Dans un nouveau rapport consacré au Cameroun, le FMI – qui réclamait un audit indépendant sur la gestion de ces sommes avant toute conclusion d’un nouveau programme d’assistance économique destiné à ce pays – décrit trois types de dysfonctionnements. D’abord, l’absence d’une traçabilité centralisée des engagements et des paiements du Fonds spécial. Ensuite, l’opacité des conditions d’attribution des contrats spéciaux, propices aux abus. Enfin, la difficulté, pour les organes de contrôle, de collecter des informations comptables fiables.

Meilleure gouvernance

À la lumière du travail de la Chambre des comptes, le FMI a, dans une récente étude, salué  « l’engagement des autorités à renforcer la gouvernance, la transparence et la lutte contre la corruption ». D’autres travaux à réaliser sont détaillés, comme la rédaction d’un rapport d’exécution sur les dépenses 2021 liées au Covid-19, qui devra être publié d’ici à juin 2022.

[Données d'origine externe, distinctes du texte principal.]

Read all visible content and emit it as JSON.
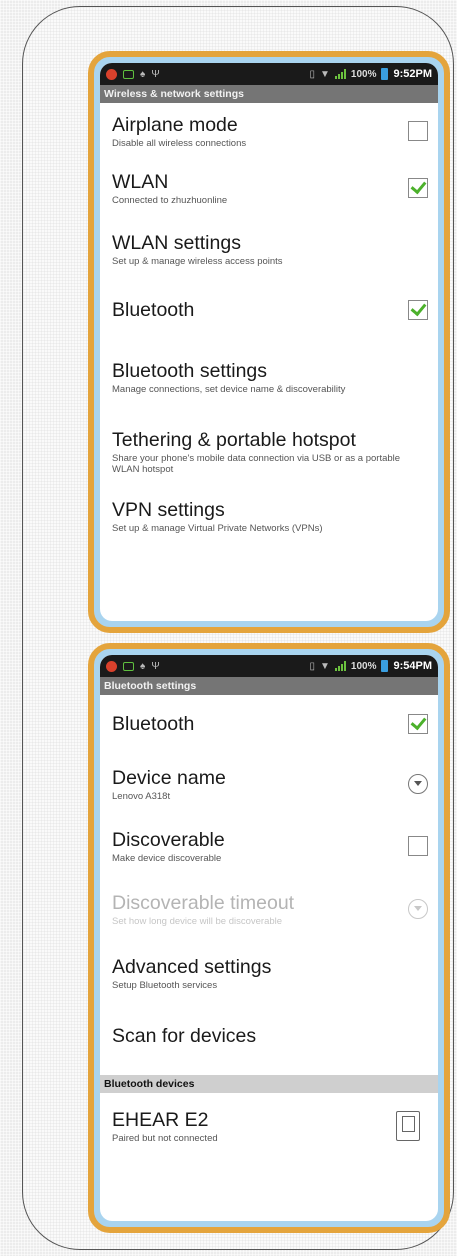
{
  "screen1": {
    "status_bar": {
      "battery": "100%",
      "time": "9:52PM"
    },
    "header": "Wireless & network settings",
    "rows": [
      {
        "title": "Airplane mode",
        "subtitle": "Disable all wireless connections",
        "control": "checkbox",
        "checked": false
      },
      {
        "title": "WLAN",
        "subtitle": "Connected to zhuzhuonline",
        "control": "checkbox",
        "checked": true
      },
      {
        "title": "WLAN settings",
        "subtitle": "Set up & manage wireless access points",
        "control": "none"
      },
      {
        "title": "Bluetooth",
        "subtitle": "",
        "control": "checkbox",
        "checked": true
      },
      {
        "title": "Bluetooth settings",
        "subtitle": "Manage connections, set device name & discoverability",
        "control": "none"
      },
      {
        "title": "Tethering & portable hotspot",
        "subtitle": "Share your phone's mobile data connection via USB or as a portable WLAN hotspot",
        "control": "none"
      },
      {
        "title": "VPN settings",
        "subtitle": "Set up & manage Virtual Private Networks (VPNs)",
        "control": "none"
      }
    ]
  },
  "screen2": {
    "status_bar": {
      "battery": "100%",
      "time": "9:54PM"
    },
    "header": "Bluetooth settings",
    "rows": [
      {
        "title": "Bluetooth",
        "subtitle": "",
        "control": "checkbox",
        "checked": true
      },
      {
        "title": "Device name",
        "subtitle": "Lenovo A318t",
        "control": "dropdown"
      },
      {
        "title": "Discoverable",
        "subtitle": "Make device discoverable",
        "control": "checkbox",
        "checked": false
      },
      {
        "title": "Discoverable timeout",
        "subtitle": "Set how long device will be discoverable",
        "control": "dropdown",
        "disabled": true
      },
      {
        "title": "Advanced settings",
        "subtitle": "Setup Bluetooth services",
        "control": "none"
      },
      {
        "title": "Scan for devices",
        "subtitle": "",
        "control": "none"
      }
    ],
    "devices_header": "Bluetooth devices",
    "device": {
      "title": "EHEAR E2",
      "subtitle": "Paired but not connected"
    }
  },
  "colors": {
    "frame": "#e4a43c",
    "inner_frame": "#a9d4ef",
    "check": "#4cb12b",
    "status_bar": "#1a1a1a",
    "header": "#757575"
  }
}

En concertation avec les services du FMI, les autorités camerounaises devront également établir « un diagnostic des vulnérabilités de la gouvernance, y compris vis-à-vis de la corruption ». Ce diagnostic devra évaluer les fonctions d’État liées à l’activité économique : gouvernance fiscale, surveillance du secteur financier, régulation des marchés, respect du droit, lutte contre le blanchiment d’argent et contre le financement du terrorisme. La publication de cette étude est annoncée pour le mois de juin 2023.

Une surfacturation de 23 millions d’euros

Pour rappel, les investigations des magistrats chargés de l’audit de la Chambre des comptes ont pu établir qu’une entreprise, Mediline Medical Cameroon SA (MMC SA), a bénéficié d’un quasi-monopole en matière de fourniture d’équipements. Cette même entreprise est soupçonnée d’avoir surfacturé de 15,3 milliards de F CFA (23,3 millions d’euros) les tests de détection du Covid-19. Un stock de médicaments d’une valeur de 536 millions de F CFA a disparu des registres, aucune information sur la gestion des stocks de ces médicaments n’ayant été mise à la disposition de la Chambre des comptes. « Ces remèdes n’ont pas été pris en charge par le comptable-matières, et personne, au ministère de la Santé, n’a été en mesure de dire où ils sont entreposés », révèle le document.

Favoritisme, conflits d’intérêts, entorses à la réglementation…

La Chambre des comptes a également conclu qu’une somme de 288 millions de F CFA destinée à l’achat de 15 000 tests de dépistage rapide du Covid-19 a pu faire l’objet d’une « appropriation privée », au vu de « l’opacité entretenue » par l’exécutif dans la gestion de cette transaction. L’audit, dont une version non finalisée avait déjà « fuitée » en mai 2021, révèle d’autres cas de favoritisme, de conflits d’intérêts et de nombreuses entorses à la réglementation qui ont eu lieu dans la gestion des fonds destinés à la lutte contre le Covid-19.